A Day in the Life: Nima Tisdall

Finding Nima

Nima Tisdall was inspired to co-found Blue Lobster, a tech startup that allows local fishermen to sell directly to consumers and businesses in Denmark, when she saw local fishermen being forced out of business by big industrial fisheries and fishmongers. We spent a day with her to see how her app is making it easier and more affordable to buy sustainably caught seafood.

A native of Snekkersten, a small fishing town in northern Denmark, Nima and her business partner, Christine, created Blue Lobster to make it easier and more affordable to buy fresh, locally sourced seafood.

The Blue Lobster app allows fishermen to record their catches and sell them in real time, bringing consumers face to face with local suppliers at harbors in their local communities.

“Despite actions to combat overfishing, industrial ships still go out and fish an obscene amount in an unsustainable way. They’re driving down the price of fish in the process, making it harder for local fishermen to compete.”—Nima Tisdall

Blue Lobster is redefining the way people enjoy the fruits of the sea—sourcing seafood locally by working with small scale fisherman whose practices are more sustainable.
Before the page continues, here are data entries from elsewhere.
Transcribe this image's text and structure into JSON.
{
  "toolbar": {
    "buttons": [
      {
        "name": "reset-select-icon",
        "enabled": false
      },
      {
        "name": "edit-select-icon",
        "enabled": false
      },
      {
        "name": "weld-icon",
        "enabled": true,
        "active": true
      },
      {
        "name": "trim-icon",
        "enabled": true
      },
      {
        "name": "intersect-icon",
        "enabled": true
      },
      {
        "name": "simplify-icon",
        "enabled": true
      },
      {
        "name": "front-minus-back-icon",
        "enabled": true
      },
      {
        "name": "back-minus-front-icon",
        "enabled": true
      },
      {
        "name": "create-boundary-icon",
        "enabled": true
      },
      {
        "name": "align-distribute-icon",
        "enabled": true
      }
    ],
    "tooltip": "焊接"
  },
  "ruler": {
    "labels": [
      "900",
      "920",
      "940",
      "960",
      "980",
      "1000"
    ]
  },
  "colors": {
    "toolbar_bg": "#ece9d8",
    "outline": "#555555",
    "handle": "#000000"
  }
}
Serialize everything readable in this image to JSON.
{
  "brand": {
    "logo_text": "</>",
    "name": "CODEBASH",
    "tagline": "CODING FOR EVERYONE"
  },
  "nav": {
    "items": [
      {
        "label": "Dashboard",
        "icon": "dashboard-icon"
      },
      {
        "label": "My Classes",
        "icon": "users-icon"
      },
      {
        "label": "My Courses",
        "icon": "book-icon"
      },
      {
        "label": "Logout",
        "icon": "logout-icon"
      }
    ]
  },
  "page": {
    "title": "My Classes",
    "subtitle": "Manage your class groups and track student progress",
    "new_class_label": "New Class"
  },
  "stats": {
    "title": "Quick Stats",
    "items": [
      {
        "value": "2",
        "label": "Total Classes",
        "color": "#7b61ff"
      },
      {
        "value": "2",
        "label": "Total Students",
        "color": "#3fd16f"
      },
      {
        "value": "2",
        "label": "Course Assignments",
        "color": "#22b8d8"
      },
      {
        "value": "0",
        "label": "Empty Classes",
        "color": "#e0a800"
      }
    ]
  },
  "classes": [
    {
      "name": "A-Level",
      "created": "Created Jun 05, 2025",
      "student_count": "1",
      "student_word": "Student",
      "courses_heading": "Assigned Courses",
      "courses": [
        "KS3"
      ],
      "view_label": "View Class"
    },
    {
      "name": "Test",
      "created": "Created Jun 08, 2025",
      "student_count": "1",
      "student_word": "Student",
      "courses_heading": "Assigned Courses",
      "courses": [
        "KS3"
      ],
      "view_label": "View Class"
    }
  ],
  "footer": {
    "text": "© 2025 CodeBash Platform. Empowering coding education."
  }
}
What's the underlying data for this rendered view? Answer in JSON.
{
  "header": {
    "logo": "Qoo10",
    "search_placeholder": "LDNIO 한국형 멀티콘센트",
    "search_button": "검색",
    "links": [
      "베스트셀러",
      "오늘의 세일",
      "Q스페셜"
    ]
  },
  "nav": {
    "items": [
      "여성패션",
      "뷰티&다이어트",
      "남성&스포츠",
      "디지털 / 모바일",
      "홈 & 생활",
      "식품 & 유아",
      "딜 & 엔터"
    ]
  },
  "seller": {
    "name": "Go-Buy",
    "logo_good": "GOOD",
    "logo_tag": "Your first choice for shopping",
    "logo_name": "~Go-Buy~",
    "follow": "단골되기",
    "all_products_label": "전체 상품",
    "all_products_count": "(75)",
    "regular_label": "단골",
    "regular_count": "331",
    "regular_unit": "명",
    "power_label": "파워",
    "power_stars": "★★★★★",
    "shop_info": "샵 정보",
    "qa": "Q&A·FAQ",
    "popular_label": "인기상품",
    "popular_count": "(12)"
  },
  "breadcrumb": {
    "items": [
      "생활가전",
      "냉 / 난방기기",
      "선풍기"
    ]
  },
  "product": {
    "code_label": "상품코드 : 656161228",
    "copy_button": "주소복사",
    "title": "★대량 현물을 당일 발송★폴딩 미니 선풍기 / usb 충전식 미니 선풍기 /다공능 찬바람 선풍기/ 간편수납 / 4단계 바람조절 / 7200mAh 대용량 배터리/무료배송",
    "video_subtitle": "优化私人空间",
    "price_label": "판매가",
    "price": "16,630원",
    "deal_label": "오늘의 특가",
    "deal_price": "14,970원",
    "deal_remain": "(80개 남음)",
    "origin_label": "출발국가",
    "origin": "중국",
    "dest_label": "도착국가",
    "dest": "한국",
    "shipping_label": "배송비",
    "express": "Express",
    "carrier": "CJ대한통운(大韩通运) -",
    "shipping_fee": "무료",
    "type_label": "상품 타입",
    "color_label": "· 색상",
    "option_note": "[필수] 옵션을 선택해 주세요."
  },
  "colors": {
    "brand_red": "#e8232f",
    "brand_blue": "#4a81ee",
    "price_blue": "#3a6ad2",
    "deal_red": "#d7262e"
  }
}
Nima and her business partner, Christine Hebert, brought freshly caught cod and lumpfish to head chef Rita Chen at Manfreds in Nørrebro, Copenhagen. "You can tell it is so fresh," Chen said.

“We connect fishermen and fishmongers with local restaurants by allowing them to see where and what fresh seafood is available.”

Head chef Rita Chen prepares a dish with the cod that Nima and Christine delivered to the popular neighborhood restaurant Manfreds in Nørrebro, Copenhagen.

The cod was served with cabbage sprouts and sheep butter.

“I believe that if you create sustainable economic models to support social, environmental, and economic causes, you can use business for good.”—Nima on her dedication to creating positive social impact through entrepreneurship and innovation.